With all the above, you wonder where the checks and balances might be. To their credit, the DWG did suggest that there should be a mechanism whereby deer culling on a property could be constrained in certain circumstances if this was in the public interest. For example, if high deer culls could not be justified on environmental grounds, and threatened local livelihoods. This is one of very few DWG recommendations that the Scottish Government did not support. So, checks and balances do not figure in all this new thinking. This is what we are facing after the election is done. 

For someone who is quite partial to the odd deer argument, I should be looking forward to all this, but it would be better for everyone if we had some level of stability to grow and improve in a more measured and sustainable way. 

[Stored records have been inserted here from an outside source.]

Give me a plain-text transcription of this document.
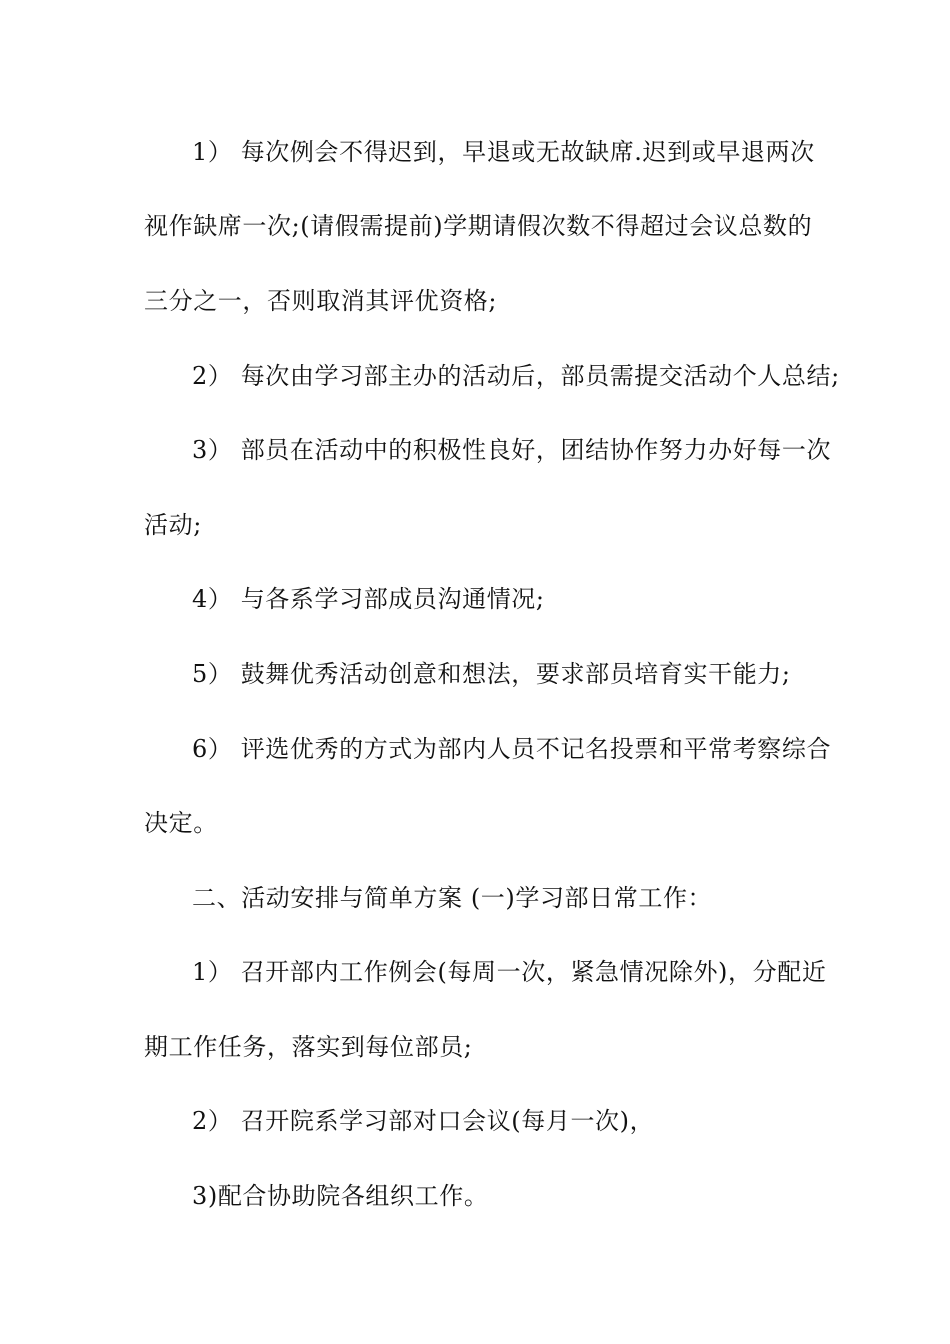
1） 每次例会不得迟到，早退或无故缺席.迟到或早退两次
视作缺席一次;(请假需提前)学期请假次数不得超过会议总数的
三分之一，否则取消其评优资格;
2） 每次由学习部主办的活动后，部员需提交活动个人总结;
3） 部员在活动中的积极性良好，团结协作努力办好每一次
活动;
4） 与各系学习部成员沟通情况;
5） 鼓舞优秀活动创意和想法，要求部员培育实干能力;
6） 评选优秀的方式为部内人员不记名投票和平常考察综合
决定。
二、活动安排与简单方案 (一)学习部日常工作：
1） 召开部内工作例会(每周一次，紧急情况除外)，分配近
期工作任务，落实到每位部员;
2） 召开院系学习部对口会议(每月一次)，
3)配合协助院各组织工作。
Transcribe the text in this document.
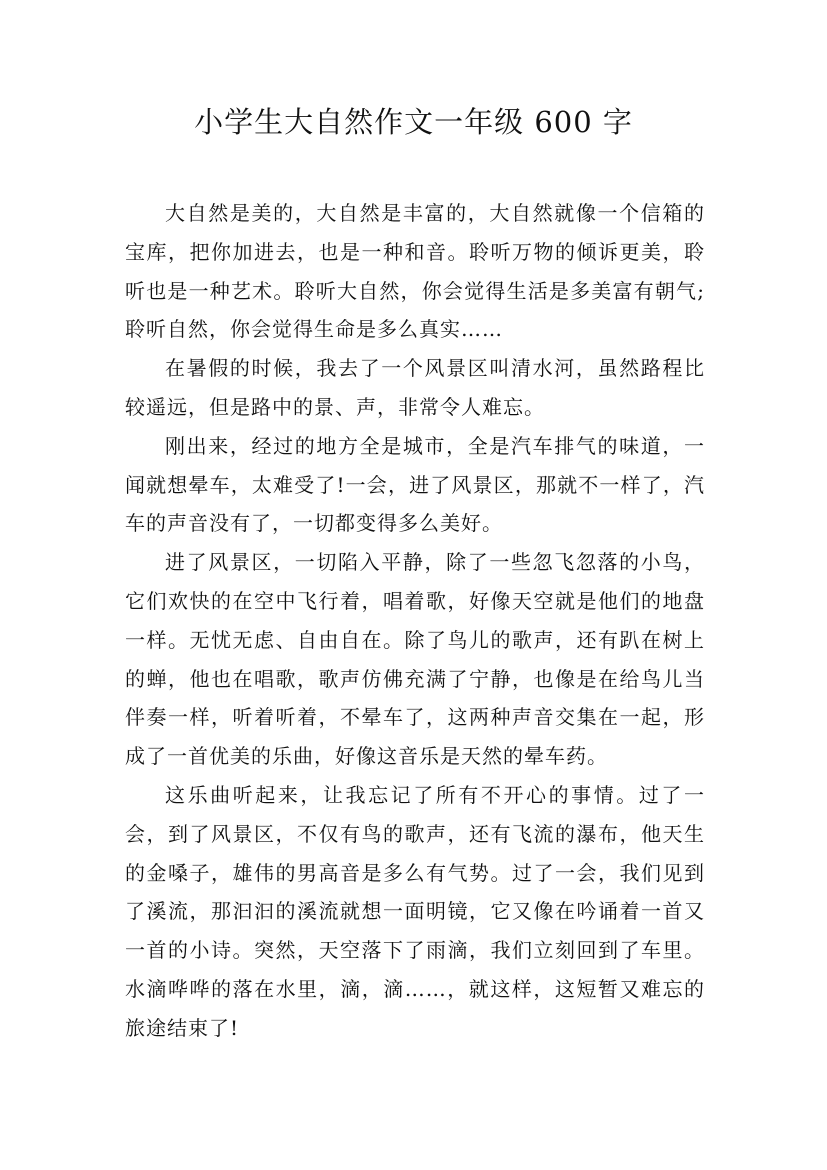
小学生大自然作文一年级 600 字

大自然是美的，大自然是丰富的，大自然就像一个信箱的宝库，把你加进去，也是一种和音。聆听万物的倾诉更美，聆听也是一种艺术。聆听大自然，你会觉得生活是多美富有朝气;聆听自然，你会觉得生命是多么真实……

在暑假的时候，我去了一个风景区叫清水河，虽然路程比较遥远，但是路中的景、声，非常令人难忘。

刚出来，经过的地方全是城市，全是汽车排气的味道，一闻就想晕车，太难受了!一会，进了风景区，那就不一样了，汽车的声音没有了，一切都变得多么美好。

进了风景区，一切陷入平静，除了一些忽飞忽落的小鸟，它们欢快的在空中飞行着，唱着歌，好像天空就是他们的地盘一样。无忧无虑、自由自在。除了鸟儿的歌声，还有趴在树上的蝉，他也在唱歌，歌声仿佛充满了宁静，也像是在给鸟儿当伴奏一样，听着听着，不晕车了，这两种声音交集在一起，形成了一首优美的乐曲，好像这音乐是天然的晕车药。

这乐曲听起来，让我忘记了所有不开心的事情。过了一会，到了风景区，不仅有鸟的歌声，还有飞流的瀑布，他天生的金嗓子，雄伟的男高音是多么有气势。过了一会，我们见到了溪流，那汩汩的溪流就想一面明镜，它又像在吟诵着一首又一首的小诗。突然，天空落下了雨滴，我们立刻回到了车里。水滴哗哗的落在水里，滴，滴……，就这样，这短暂又难忘的旅途结束了!
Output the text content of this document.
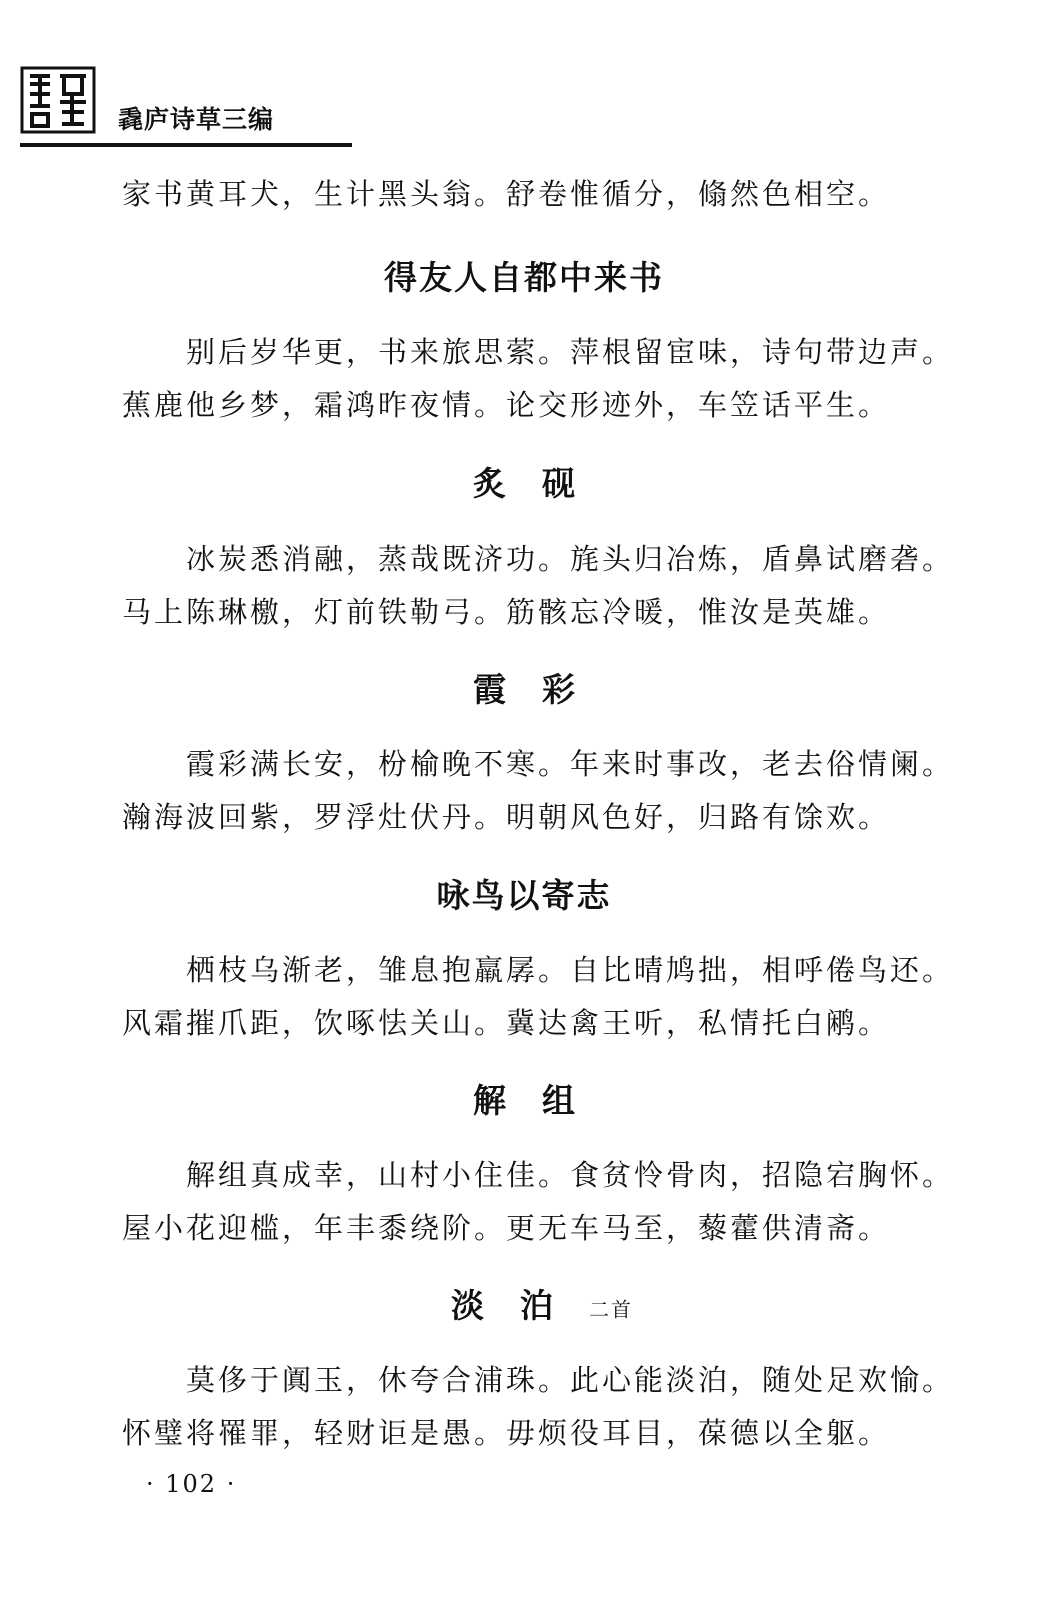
毳庐诗草三编
家书黄耳犬，生计黑头翁。舒卷惟循分，翛然色相空。
得友人自都中来书
别后岁华更，书来旅思萦。萍根留宦味，诗句带边声。
蕉鹿他乡梦，霜鸿昨夜情。论交形迹外，车笠话平生。
炙砚
冰炭悉消融，蒸哉既济功。旄头归冶炼，盾鼻试磨砻。
马上陈琳檄，灯前铁勒弓。筋骸忘冷暖，惟汝是英雄。
霞彩
霞彩满长安，枌榆晚不寒。年来时事改，老去俗情阑。
瀚海波回紫，罗浮灶伏丹。明朝风色好，归路有馀欢。
咏鸟以寄志
栖枝乌渐老，雏息抱羸孱。自比晴鸠拙，相呼倦鸟还。
风霜摧爪距，饮啄怯关山。冀达禽王听，私情托白鹇。
解组
解组真成幸，山村小住佳。食贫怜骨肉，招隐宕胸怀。
屋小花迎槛，年丰黍绕阶。更无车马至，藜藿供清斋。
淡泊二首
莫侈于阗玉，休夸合浦珠。此心能淡泊，随处足欢愉。
怀璧将罹罪，轻财讵是愚。毋烦役耳目，葆德以全躯。
· 102 ·
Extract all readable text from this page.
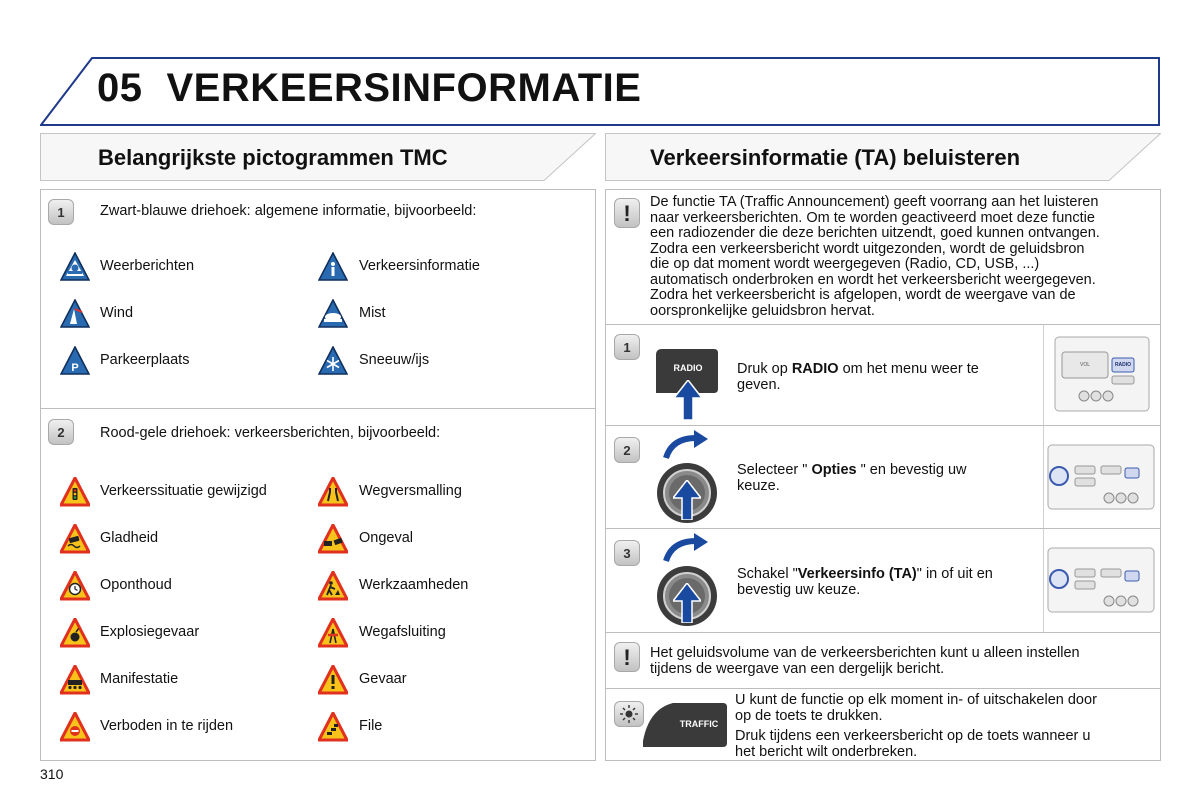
05 VERKEERSINFORMATIE
Belangrijkste pictogrammen TMC	Verkeersinformatie (TA) beluisteren
1	Zwart-blauwe driehoek: algemene informatie, bijvoorbeeld:
Weerberichten	Verkeersinformatie
Wind	Mist
P Parkeerplaats	Sneeuw/ijs
2	Rood-gele driehoek: verkeersberichten, bijvoorbeeld:
Verkeerssituatie gewijzigd	Wegversmalling
Gladheid	Ongeval
Oponthoud	Werkzaamheden
Explosiegevaar	Wegafsluiting
Manifestatie	Gevaar
Verboden in te rijden	File
!	De functie TA (Traffic Announcement) geeft voorrang aan het luisteren
naar verkeersberichten. Om te worden geactiveerd moet deze functie
een radiozender die deze berichten uitzendt, goed kunnen ontvangen.
Zodra een verkeersbericht wordt uitgezonden, wordt de geluidsbron
die op dat moment wordt weergegeven (Radio, CD, USB, ...)
automatisch onderbroken en wordt het verkeersbericht weergegeven.
Zodra het verkeersbericht is afgelopen, wordt de weergave van de
oorspronkelijke geluidsbron hervat.
1
RADIO	Druk op RADIO om het menu weer te
geven.
VOL	RADIO
2
Selecteer " Opties " en bevestig uw
keuze.
3
Schakel "Verkeersinfo (TA)" in of uit en
bevestig uw keuze.
!	Het geluidsvolume van de verkeersberichten kunt u alleen instellen
tijdens de weergave van een dergelijk bericht.
TRAFFIC
U kunt de functie op elk moment in- of uitschakelen door
op de toets te drukken.
Druk tijdens een verkeersbericht op de toets wanneer u
het bericht wilt onderbreken.
310
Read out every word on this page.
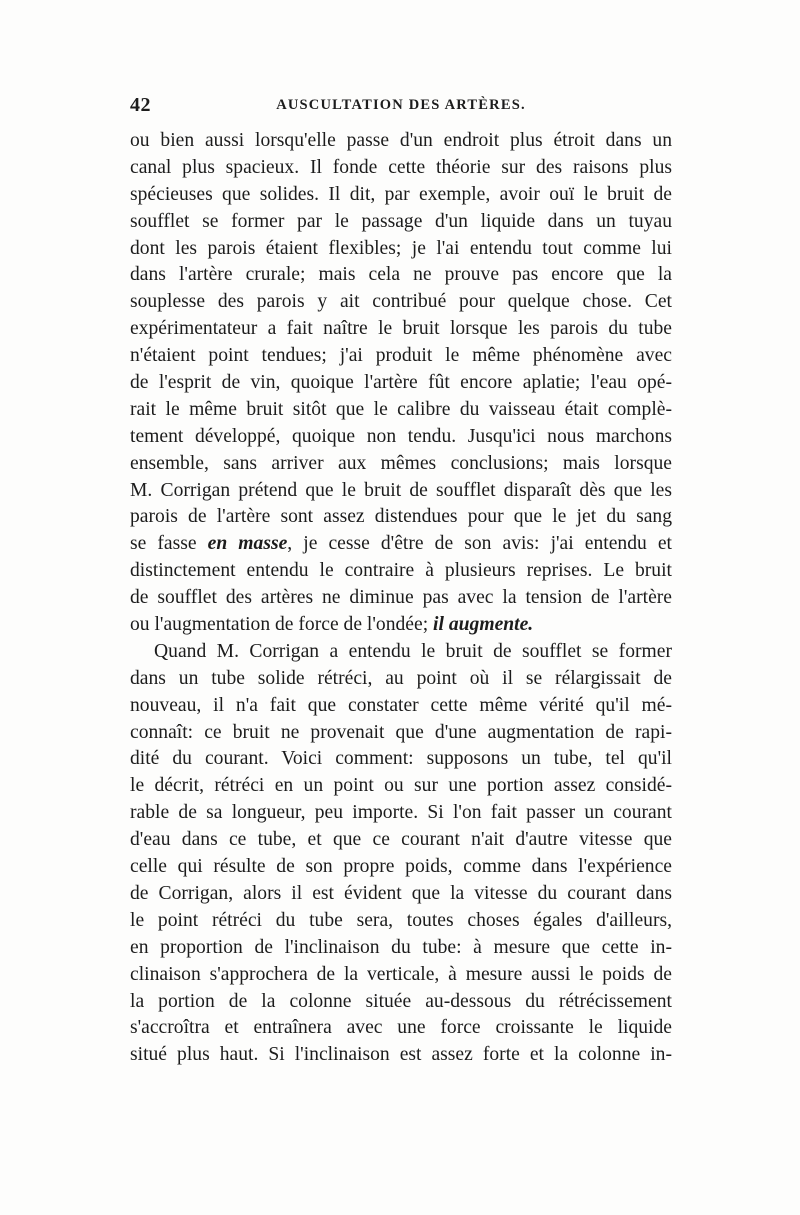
42	AUSCULTATION DES ARTÈRES.
ou bien aussi lorsqu'elle passe d'un endroit plus étroit dans un
canal plus spacieux. Il fonde cette théorie sur des raisons plus
spécieuses que solides. Il dit, par exemple, avoir ouï le bruit de
soufflet se former par le passage d'un liquide dans un tuyau
dont les parois étaient flexibles; je l'ai entendu tout comme lui
dans l'artère crurale; mais cela ne prouve pas encore que la
souplesse des parois y ait contribué pour quelque chose. Cet
expérimentateur a fait naître le bruit lorsque les parois du tube
n'étaient point tendues; j'ai produit le même phénomène avec
de l'esprit de vin, quoique l'artère fût encore aplatie; l'eau opé-
rait le même bruit sitôt que le calibre du vaisseau était complè-
tement développé, quoique non tendu. Jusqu'ici nous marchons
ensemble, sans arriver aux mêmes conclusions; mais lorsque
M. Corrigan prétend que le bruit de soufflet disparaît dès que les
parois de l'artère sont assez distendues pour que le jet du sang
se fasse en masse, je cesse d'être de son avis: j'ai entendu et
distinctement entendu le contraire à plusieurs reprises. Le bruit
de soufflet des artères ne diminue pas avec la tension de l'artère
ou l'augmentation de force de l'ondée; il augmente.
Quand M. Corrigan a entendu le bruit de soufflet se former
dans un tube solide rétréci, au point où il se rélargissait de
nouveau, il n'a fait que constater cette même vérité qu'il mé-
connaît: ce bruit ne provenait que d'une augmentation de rapi-
dité du courant. Voici comment: supposons un tube, tel qu'il
le décrit, rétréci en un point ou sur une portion assez considé-
rable de sa longueur, peu importe. Si l'on fait passer un courant
d'eau dans ce tube, et que ce courant n'ait d'autre vitesse que
celle qui résulte de son propre poids, comme dans l'expérience
de Corrigan, alors il est évident que la vitesse du courant dans
le point rétréci du tube sera, toutes choses égales d'ailleurs,
en proportion de l'inclinaison du tube: à mesure que cette in-
clinaison s'approchera de la verticale, à mesure aussi le poids de
la portion de la colonne située au-dessous du rétrécissement
s'accroîtra et entraînera avec une force croissante le liquide
situé plus haut. Si l'inclinaison est assez forte et la colonne in-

These provisions are unnecessary. We will spend the next few years arguing when we should be building our capacity. Why should anyone invest in training, equipment or habitat monitoring if this is the chaos ahead? Why would you update a deer plan when you don’t know what to plan for? This is the trouble ahead, and this is the conscious choice that has been made. 

Does it make you angry, too?

We have already shown that there is a better way. The alternative already exists, and has been evidenced to work. 

Victor Clements is a native woodland advisor working in Highland Perthshire. He is secretary to the Breadalbane DMG and has worked extensively on deer management plans throughout Scotland over the past ten years, and on native woodland schemes for long before that.